• kendisiyle tanışma şerefine dün nail olduğum hikaye. diyeceksiniz, 'gelmişin kırkbeşe, yeni mi gördün bu ayıyı?'. elbet varlığından haberdardım da, önyargımdan açıp okumam ya da seyretmem biraz zaman aldı. ta ki dün akşam 5.5 yaşındaki hacı yiğenim illa ki seyredelim diye tutturana kadar. eleman biraz ısrarcı olabiliyor bu mevzularda. şirin de yaratık. kıramıyosun. ehh dedim ben de. 'napalım ömrümden bi saati de henüz daha ilkokul yaşına gelmemişim gibi yaparak geçireyim madem.'

    zaten bu aralar öyle geçirdiğim zamanlar epey yoğunlaştı. bizim yeni doğan halit ziya ciyaklıgille şapşik şapşik muhabbet ederek geçirdiğim saatler misal, ki kendisi muhabbete taraf olmaktan ziyade biberona saldırmayı ya da babasını procter&gamble hissedarlarına hizmetkar kılmayı tercih ediyor. ya da ufak yiğenlerle yaptığımız "hapisten kaçma" kisvesi altında boğuşma oyunu... bugüne kadar 10 yaşından küçük olup da yakaladığınız ve kollarınızdan kurtulmaya çalışırken "1957'den beri buradan kimse kaçamadı", "burası silivri, burdan çıkış yok" gibi laflarla gaz verdiğiniz çocuklardan oyuna bayılmayanına rastlamadım. ama şimdi bu son cümleyi bi daha okudum da, yanlış anlamayın, öyle sapık mapık bi oyun diil. yeğeninizle filan oynayacağınız bi boğuşma oyunundan bahsediyorum, aklınıza garip şeyler gelmesin. gerçi 45 yaşındaki herifin 5.5 yaşındaki yeğeniyle boğuşması garip in and of itself, ama neyse anladınız siz beni.

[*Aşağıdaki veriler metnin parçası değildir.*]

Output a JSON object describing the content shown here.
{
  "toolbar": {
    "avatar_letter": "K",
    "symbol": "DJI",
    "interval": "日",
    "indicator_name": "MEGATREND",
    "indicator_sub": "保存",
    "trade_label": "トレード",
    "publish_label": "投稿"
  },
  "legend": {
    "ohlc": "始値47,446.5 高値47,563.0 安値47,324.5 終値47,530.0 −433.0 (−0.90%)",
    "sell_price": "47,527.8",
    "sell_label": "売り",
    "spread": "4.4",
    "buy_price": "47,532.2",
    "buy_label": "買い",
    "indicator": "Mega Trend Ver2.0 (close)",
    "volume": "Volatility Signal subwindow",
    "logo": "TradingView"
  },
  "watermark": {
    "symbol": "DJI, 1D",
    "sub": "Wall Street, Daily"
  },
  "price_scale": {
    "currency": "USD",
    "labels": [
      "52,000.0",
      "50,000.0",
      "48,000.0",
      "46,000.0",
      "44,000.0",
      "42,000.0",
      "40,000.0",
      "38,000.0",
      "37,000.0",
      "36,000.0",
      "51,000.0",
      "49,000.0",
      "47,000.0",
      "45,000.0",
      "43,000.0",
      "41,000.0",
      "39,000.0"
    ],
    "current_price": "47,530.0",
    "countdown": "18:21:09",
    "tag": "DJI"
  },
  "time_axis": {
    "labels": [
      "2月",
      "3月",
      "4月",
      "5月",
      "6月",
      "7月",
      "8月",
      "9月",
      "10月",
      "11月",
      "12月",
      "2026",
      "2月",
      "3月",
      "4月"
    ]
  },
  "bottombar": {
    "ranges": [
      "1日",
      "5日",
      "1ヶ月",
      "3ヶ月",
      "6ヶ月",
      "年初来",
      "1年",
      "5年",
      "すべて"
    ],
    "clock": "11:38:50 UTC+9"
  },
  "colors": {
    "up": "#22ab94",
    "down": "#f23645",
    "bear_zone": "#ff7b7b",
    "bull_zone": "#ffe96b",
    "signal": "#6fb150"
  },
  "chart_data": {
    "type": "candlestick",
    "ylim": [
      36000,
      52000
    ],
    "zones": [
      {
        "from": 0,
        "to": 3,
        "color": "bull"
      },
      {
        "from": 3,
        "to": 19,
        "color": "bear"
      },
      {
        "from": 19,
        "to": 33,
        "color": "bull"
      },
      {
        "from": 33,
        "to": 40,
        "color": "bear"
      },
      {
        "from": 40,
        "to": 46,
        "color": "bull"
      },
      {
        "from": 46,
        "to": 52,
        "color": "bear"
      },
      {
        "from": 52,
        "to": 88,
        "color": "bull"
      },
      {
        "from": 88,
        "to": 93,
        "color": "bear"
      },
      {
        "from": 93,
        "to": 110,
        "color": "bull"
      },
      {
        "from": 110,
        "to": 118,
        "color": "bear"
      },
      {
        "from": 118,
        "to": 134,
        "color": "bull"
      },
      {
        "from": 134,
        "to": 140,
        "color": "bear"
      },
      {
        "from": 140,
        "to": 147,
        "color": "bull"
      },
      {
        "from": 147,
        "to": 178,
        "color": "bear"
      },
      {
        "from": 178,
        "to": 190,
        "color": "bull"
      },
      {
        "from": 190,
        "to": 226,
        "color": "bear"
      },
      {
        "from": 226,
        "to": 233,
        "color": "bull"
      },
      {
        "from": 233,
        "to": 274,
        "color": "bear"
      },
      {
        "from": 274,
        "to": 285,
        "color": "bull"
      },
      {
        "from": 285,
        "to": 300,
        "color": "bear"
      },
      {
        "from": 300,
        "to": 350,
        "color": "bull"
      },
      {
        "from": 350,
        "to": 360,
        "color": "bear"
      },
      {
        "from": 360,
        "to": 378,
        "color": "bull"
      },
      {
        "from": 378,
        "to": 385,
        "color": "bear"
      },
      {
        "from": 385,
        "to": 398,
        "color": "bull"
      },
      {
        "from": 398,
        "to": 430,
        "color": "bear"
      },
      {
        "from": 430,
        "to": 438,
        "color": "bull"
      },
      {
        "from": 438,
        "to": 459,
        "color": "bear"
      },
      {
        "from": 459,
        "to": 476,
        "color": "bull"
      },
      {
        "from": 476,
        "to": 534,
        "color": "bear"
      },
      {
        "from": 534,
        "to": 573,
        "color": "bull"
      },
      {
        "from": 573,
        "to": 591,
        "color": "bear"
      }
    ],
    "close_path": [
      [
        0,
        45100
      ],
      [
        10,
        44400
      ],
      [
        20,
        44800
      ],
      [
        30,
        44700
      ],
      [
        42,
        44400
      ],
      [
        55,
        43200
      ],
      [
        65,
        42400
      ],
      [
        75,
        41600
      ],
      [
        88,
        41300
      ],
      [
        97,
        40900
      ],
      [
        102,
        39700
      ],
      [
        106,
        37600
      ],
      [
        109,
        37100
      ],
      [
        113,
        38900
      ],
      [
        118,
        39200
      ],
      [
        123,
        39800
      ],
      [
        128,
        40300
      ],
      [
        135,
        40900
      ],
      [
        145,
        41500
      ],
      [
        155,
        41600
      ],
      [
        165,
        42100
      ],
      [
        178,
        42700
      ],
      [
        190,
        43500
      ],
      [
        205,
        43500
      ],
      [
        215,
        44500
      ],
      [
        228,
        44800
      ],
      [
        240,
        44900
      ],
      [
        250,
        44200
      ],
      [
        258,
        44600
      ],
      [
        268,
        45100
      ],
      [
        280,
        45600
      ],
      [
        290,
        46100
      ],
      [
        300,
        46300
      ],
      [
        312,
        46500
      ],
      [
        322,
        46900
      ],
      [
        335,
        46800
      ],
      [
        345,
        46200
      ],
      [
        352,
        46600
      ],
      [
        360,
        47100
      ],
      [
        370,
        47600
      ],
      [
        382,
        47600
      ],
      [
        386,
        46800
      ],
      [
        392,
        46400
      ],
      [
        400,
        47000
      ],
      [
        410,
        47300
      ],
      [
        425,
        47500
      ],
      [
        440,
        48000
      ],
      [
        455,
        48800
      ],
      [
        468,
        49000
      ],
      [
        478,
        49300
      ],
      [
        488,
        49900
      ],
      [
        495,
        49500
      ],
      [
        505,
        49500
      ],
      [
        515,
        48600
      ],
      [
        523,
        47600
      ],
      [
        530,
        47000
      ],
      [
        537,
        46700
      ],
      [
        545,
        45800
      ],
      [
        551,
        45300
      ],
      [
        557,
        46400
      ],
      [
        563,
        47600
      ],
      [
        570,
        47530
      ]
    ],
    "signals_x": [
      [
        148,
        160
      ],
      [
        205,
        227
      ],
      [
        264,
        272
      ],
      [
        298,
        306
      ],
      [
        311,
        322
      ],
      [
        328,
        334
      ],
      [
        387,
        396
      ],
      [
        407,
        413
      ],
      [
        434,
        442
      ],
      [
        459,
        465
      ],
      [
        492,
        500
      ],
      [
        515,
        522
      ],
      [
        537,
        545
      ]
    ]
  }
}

    velhasıl, açtık bi büyük paket doritos. bana pek gelmiyo o mısırlı doritos. o yüzden biraz da çubuk kraker türevi bişey açtık. geçtik ekranın karşısına, başladık balonlu ayıyı seyretmeye. bizim yeğen de heyecan yaptı. bi yandan ekrana sabitlenmiş durumda. bi yandan heyecandan sandalyede oturamıyo falan. ben de inşallah uzun diildir diye saate filan bakıyorum. ama ufaktan sarmaya başladı. bi türlü patlamak bilmeyen bi uçan balon. konuşan bi sürü hayvan. şirince lisanında yazılmış yazılar filan. bunlar böyle anlatınca 'ne ki yani?' diye soracaksınız haliyle. ama bir de canavar gibi bir subtext varmış da ben bihabermişim bugüne kadar. adam ingiliz toplumunun dehşet bir eleştirisini işliyor 5.5 yaşındaki oğlana çaktırmadan.

    mesela, o ayı var ya o ayı, bildiğin aristokrat. hiç iş yapmadan ona buna talimat veriyor. tek derdi de bal yemek. başka bişey umrunda değil. hani downton abbey'deki o suratsız hatun işte. domuzcuk onun sadık hizmetçisi. deli gibi çalışıyor, her işi yapıyor, ama karşılığında hiçbir taltif, hiçbir teşekkür görmüyor. baykuş bir nevi ruhban sınıfı. herkese akıl veriyor ama hiçbirşeye dokunduğu yok. davşan orta kademe bürokrat. yeri geldiğinde uyanıklık da yapıyor, yeri geldiğinde iş de. ama güvenilmez kendisine. arkadaşım eşek de bu tabloda depreseyona girmiş çaresiz ezilenler.

    bütün bunların arada söyledikleri şarkılar türküler, sıkıştırılan iğneleyici ama zarif espiriler, balonun işlevsel dokunuşları filan da çok keyifli bir hale getiriyor bütün hikayeyi.

    keşke daha önce izleseymişim. keşke.

  • bu hikaye hakkında her karakterin bir psikolojik rahatsızlığı simgelediği iddiasını okumuştum seneler önce. açıp kontrol etmedim.

    sabrı olanları teyide çağırıyorum.